Like the other Kentish codes, the Law of Hloþhere and Eadric survives in only one manuscript, known as Textus Roffensis or the "Rochester Codex". This is a compilation of Anglo-Saxon historic and legal material drawn together in the early 1120s under Ernulf, bishop of Rochester. Hloþhere and Eadric's law occupies folios 3^{v} to 5^{r}.

Despite being of similar date, the Old English of Hloþhere and Eadric's law is less archaic than the language of either the Law of Æthelberht (early 7th century) or the Law of Wihtred (early 8th century). The language appears to have been "updated" [Oliver] at a later date, and this may indicate that among the Kentish codes it went through a unique route of transmission, perhaps being more intensely consulted than the other two. It is possible too however that this is an accident of evidence, and that other similarly "updated" versions once existed for the other two codes: they simply were not the versions copied by the Textus Roffensis scribe.

==Content==
The content consists of a series of domas, "dooms" or judgments, and while providing historical information about Kentish compensation and management of public order, it focuses more on procedure than do the other two Kentish codes. There are eleven distinct groups of provisions according to the text's most recent editor Lisi Oliver, though F. L. Attenborough had previously broken it down into 15. Surprisingly, there are no provisions directly related to the church.

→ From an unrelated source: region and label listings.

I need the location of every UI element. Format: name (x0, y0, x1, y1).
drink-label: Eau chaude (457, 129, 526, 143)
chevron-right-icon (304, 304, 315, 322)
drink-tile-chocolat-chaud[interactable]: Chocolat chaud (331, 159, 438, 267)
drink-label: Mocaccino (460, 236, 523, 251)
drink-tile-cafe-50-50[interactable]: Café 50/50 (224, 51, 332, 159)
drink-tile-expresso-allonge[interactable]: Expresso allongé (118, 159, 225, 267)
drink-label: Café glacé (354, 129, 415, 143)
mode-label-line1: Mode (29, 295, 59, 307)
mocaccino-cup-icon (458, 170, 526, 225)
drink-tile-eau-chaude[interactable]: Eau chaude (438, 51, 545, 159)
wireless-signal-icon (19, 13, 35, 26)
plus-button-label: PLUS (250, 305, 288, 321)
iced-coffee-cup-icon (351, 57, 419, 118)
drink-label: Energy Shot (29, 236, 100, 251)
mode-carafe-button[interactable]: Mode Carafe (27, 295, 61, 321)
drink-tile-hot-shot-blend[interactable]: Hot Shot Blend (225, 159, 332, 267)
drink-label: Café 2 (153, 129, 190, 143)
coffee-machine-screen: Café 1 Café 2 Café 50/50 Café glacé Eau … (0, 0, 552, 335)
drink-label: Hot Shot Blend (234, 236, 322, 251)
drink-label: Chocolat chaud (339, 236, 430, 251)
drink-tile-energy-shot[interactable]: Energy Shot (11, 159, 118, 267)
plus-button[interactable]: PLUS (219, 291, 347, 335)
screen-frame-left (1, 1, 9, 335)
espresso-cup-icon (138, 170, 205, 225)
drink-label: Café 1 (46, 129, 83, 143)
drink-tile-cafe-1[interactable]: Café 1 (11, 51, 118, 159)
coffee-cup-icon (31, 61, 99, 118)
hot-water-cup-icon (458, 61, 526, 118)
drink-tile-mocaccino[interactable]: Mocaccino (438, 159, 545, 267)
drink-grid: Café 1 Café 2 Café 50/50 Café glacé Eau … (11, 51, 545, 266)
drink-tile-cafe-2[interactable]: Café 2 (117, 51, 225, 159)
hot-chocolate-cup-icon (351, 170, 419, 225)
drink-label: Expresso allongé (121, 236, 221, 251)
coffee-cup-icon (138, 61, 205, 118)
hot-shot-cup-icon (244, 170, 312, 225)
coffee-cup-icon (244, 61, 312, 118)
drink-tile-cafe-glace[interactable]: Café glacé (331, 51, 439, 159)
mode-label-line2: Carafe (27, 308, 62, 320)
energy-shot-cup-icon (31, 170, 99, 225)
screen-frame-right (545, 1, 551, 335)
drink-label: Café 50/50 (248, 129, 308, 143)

The provisions are ordered according to offence rather, as was the case in the Law of Æthelberht, according to social rank. The content of the law, by provision, is as follows:
- 1. Compensation for the killing of a noble by a servant
- 2. Compensation for the killing of a freeman by a servant
- 3. Accusations of person-stealing and compurgation for the accused
- 4. Provision for the family of dead freemen: maternal custody and the assignment of a male guardian from the paternal kin until a child reaches age 10
- 5. How to deal with stolen property and those possessing it
- 6. How to bring a charge: accusations, sureties and oaths
- 7–9. Fines for insults and disturbing the peace
- 10. Hospitality and responsibility for the behaviour of foreign guests
- 11. Acquisition of property in London (Lundenwic)

The law, particularly provision 6, is important to historians' understanding of the Anglo-Saxon arbitration process. A person, once accused, must take an oath promising to abide by the decision of a judge or accept a fine of 12 shillings. The accuser and accused must try to seek out an arbitrator acceptable to both. Once the judgment is delivered, the one ruled against must make good to the other, or swear on oath that he is innocent. If the accused refuses to co-operate, he is liable to a fine of 100 shillings—a freeman's wergild—and forbidden to swear his innocence in future.

It is also important for showing that the Kentish kingdom had control of London in the late 7th century. Provision 11 rules that Kentish men buying property in London must do so in public in the presence of two or three freemen of good standing or else before the king's wicgerefan, port-reeve. A predecessor of these kings, Eadbald son of Æthelberht (died 640), had issued a coin in London earlier in the 7th century.